Katrine stand mitten auf dem Universitätsplatz, drückte sich das Handy ans Ohr und sah nach oben zum leeren, wolkenlosen Himmel. Der Polizeihelikopter, den sie bei Heli in Gardermoen angefordert hatte, war noch nicht zu sehen. Sie hatte die Kollegen beauftragt, auf dem Weg nach Oslo den Verkehr auf der E6 in Richtung Norden zu überprüfen.
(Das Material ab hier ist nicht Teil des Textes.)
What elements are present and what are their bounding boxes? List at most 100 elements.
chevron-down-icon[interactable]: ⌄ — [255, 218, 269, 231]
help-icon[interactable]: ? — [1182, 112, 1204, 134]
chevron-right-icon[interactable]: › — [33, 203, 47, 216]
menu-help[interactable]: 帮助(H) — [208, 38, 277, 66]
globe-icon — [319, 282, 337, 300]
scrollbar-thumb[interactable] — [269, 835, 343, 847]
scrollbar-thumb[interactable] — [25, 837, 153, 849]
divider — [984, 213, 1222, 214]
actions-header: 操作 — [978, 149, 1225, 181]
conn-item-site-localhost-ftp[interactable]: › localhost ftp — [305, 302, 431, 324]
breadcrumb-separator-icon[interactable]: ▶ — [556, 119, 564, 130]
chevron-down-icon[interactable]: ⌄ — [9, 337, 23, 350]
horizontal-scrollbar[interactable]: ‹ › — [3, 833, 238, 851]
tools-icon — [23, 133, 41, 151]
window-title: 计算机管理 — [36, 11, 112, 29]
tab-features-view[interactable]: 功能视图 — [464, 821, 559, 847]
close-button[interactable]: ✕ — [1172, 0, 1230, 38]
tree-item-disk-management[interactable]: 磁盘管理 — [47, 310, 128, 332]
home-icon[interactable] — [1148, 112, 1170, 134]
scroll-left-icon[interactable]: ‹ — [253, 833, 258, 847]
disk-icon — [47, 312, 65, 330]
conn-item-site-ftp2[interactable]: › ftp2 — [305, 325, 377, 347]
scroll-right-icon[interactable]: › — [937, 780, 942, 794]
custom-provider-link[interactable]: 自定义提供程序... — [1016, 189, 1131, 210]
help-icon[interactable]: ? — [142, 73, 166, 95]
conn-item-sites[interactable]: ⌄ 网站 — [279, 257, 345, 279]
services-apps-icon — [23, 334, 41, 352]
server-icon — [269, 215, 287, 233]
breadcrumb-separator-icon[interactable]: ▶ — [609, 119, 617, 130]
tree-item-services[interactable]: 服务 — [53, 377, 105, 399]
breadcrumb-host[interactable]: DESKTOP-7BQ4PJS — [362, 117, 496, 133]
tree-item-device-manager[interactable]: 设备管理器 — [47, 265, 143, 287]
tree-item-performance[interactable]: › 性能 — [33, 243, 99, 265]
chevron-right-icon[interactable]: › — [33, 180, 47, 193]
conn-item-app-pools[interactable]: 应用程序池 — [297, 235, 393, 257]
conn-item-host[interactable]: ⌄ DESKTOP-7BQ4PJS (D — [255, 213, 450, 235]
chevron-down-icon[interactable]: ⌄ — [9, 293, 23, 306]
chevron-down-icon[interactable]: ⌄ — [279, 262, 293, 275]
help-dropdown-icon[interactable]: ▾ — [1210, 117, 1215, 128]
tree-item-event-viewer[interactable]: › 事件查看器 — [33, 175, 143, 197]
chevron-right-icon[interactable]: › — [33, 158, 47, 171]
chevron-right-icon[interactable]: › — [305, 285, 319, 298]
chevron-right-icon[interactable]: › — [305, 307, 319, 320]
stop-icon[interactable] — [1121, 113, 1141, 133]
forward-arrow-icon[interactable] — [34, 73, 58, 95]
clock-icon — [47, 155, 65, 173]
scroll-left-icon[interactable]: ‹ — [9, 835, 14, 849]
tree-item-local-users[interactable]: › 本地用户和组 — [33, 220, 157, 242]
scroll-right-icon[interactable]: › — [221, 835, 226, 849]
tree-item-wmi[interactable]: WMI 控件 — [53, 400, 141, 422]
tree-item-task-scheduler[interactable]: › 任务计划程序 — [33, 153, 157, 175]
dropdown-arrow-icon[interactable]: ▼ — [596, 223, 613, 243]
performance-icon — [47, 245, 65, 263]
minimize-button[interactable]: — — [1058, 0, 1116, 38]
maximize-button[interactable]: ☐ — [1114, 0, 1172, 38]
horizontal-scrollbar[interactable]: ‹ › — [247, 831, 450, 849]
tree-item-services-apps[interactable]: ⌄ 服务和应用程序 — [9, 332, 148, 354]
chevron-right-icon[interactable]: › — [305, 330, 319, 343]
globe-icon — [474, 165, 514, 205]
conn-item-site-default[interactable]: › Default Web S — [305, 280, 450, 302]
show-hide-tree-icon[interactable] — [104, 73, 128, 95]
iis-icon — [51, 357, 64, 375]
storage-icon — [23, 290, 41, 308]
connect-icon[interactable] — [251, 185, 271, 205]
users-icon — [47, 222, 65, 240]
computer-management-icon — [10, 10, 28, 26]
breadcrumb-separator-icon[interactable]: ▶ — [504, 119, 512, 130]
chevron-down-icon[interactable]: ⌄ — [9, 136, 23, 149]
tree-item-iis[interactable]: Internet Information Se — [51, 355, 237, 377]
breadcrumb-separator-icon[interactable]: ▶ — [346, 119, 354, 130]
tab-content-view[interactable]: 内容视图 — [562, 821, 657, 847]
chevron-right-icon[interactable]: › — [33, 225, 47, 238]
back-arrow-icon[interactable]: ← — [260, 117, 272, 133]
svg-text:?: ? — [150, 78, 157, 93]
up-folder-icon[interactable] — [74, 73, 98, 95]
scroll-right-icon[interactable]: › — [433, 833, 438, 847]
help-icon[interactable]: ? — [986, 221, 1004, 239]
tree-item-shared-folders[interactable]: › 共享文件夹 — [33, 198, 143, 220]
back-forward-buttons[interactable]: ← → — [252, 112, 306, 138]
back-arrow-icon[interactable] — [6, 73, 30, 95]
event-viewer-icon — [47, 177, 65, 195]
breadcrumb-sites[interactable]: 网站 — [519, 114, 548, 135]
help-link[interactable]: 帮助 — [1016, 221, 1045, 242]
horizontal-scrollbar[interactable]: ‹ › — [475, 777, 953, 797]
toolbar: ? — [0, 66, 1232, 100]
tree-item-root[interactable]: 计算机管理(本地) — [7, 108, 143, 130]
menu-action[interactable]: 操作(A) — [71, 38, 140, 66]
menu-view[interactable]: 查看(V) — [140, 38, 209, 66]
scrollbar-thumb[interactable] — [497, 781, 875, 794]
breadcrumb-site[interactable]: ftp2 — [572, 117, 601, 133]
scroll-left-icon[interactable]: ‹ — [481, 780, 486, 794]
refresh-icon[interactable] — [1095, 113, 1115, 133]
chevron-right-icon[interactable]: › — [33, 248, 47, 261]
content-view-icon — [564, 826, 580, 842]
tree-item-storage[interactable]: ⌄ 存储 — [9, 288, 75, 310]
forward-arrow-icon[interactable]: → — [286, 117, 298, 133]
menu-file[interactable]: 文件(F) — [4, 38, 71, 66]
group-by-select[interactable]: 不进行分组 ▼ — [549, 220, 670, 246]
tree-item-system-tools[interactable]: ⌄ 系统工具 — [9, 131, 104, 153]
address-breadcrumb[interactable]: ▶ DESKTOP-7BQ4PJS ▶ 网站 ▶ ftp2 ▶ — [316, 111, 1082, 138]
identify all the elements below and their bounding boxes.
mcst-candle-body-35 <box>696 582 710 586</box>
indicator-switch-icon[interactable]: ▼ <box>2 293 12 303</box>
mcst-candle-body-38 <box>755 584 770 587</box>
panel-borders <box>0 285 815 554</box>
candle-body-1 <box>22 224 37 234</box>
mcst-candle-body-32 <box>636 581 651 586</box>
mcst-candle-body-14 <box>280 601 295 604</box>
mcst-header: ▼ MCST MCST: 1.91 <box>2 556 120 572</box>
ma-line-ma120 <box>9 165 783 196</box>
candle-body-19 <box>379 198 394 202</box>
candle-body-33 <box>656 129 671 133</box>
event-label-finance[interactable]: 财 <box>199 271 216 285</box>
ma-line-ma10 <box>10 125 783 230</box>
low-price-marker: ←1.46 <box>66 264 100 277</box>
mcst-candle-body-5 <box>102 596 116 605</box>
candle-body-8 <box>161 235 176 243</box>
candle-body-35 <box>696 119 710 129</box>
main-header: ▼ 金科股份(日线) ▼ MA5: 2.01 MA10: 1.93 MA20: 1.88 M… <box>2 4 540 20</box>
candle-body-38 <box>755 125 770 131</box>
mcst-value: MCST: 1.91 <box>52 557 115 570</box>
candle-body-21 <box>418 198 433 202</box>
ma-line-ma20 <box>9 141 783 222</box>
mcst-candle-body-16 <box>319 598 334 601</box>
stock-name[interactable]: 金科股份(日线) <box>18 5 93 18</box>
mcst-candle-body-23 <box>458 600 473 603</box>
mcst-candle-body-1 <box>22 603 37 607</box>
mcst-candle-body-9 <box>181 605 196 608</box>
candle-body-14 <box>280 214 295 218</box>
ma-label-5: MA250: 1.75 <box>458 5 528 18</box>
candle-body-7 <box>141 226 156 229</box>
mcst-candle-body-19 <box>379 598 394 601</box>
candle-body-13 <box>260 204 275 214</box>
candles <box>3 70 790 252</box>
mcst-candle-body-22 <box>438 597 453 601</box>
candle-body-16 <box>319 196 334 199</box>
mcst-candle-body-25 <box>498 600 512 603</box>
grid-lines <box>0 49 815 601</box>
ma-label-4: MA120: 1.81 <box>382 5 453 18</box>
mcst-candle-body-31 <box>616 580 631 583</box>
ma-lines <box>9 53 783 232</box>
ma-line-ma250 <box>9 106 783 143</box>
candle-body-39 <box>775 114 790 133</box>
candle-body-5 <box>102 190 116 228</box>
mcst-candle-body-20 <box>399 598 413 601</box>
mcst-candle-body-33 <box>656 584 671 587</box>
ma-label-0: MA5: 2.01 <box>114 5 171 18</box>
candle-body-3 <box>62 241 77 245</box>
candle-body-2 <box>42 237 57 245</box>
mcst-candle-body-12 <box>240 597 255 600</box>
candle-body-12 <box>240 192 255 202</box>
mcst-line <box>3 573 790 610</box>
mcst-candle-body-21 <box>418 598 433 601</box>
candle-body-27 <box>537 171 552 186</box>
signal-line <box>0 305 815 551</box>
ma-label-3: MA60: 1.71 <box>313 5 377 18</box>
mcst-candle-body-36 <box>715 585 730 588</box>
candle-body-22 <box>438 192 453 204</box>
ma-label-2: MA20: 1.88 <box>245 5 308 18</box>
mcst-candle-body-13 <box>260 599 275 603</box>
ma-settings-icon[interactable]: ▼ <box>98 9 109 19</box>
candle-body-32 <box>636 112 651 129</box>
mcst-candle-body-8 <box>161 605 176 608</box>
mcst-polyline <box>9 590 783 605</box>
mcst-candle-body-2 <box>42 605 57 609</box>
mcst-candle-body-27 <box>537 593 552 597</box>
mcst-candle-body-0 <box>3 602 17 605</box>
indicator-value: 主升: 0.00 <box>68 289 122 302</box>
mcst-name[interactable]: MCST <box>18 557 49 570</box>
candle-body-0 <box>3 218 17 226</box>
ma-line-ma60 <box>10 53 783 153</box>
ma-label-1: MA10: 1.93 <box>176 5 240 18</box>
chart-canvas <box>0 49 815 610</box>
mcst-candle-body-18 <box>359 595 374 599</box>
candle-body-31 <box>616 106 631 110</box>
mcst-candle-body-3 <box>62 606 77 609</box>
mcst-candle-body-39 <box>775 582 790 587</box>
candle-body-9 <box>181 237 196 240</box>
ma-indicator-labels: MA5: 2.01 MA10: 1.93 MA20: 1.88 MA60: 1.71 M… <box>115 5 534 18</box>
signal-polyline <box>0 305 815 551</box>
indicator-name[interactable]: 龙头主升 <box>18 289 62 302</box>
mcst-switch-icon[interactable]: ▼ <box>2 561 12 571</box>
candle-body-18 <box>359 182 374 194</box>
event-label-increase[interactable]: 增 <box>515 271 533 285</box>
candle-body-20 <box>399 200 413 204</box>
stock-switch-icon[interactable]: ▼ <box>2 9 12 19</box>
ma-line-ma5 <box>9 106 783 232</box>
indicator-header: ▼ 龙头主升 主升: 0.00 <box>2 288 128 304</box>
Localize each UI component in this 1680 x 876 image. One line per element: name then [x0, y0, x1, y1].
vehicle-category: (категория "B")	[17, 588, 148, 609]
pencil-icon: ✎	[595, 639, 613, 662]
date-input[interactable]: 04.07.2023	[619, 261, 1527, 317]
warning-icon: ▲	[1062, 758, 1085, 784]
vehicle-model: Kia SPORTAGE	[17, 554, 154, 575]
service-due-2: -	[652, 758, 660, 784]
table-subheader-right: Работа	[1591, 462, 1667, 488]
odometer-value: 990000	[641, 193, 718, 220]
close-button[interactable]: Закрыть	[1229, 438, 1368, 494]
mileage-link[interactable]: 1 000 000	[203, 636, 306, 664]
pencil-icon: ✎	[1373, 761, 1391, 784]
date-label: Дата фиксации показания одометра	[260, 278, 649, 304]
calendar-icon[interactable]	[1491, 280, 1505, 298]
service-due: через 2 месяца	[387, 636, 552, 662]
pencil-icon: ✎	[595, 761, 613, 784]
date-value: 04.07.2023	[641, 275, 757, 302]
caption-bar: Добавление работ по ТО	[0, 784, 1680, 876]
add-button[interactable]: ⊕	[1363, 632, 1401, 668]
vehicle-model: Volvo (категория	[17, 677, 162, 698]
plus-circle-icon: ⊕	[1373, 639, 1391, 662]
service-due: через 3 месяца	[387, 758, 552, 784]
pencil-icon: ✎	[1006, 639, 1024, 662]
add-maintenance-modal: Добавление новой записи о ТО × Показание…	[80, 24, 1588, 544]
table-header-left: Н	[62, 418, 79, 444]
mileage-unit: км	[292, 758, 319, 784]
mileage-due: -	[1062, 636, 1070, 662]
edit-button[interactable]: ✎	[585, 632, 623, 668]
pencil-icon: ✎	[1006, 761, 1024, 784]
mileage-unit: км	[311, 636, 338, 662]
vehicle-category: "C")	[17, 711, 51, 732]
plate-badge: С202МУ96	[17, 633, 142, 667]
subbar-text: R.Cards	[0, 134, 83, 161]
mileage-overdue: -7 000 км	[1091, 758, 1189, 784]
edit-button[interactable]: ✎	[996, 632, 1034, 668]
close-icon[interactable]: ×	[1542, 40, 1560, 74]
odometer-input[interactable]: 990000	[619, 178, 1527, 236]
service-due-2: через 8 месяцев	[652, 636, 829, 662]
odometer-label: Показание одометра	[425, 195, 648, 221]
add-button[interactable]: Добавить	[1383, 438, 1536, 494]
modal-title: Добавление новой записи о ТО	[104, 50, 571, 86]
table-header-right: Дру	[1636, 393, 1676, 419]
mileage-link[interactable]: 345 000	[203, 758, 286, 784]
»Nein, wir haben keine Handys, die wir anpeilen könnten«, rief sie über die lauten Sirenen hinweg, die aus verschiedenen Richtungen in der Stadt zu hören waren. »Keine registrierten Mautpassagen, nichts. Wir errichten Sperren auf der E6 und der E18 in Richtung Süden. Ich sage Bescheid, sobald wir etwas haben.«

»Okay«, antwortete Falkeid am anderen Ende. »Wir sind on standby.«

Katrine beendete das Gespräch, aber ihr Handy klingelte gleich wieder.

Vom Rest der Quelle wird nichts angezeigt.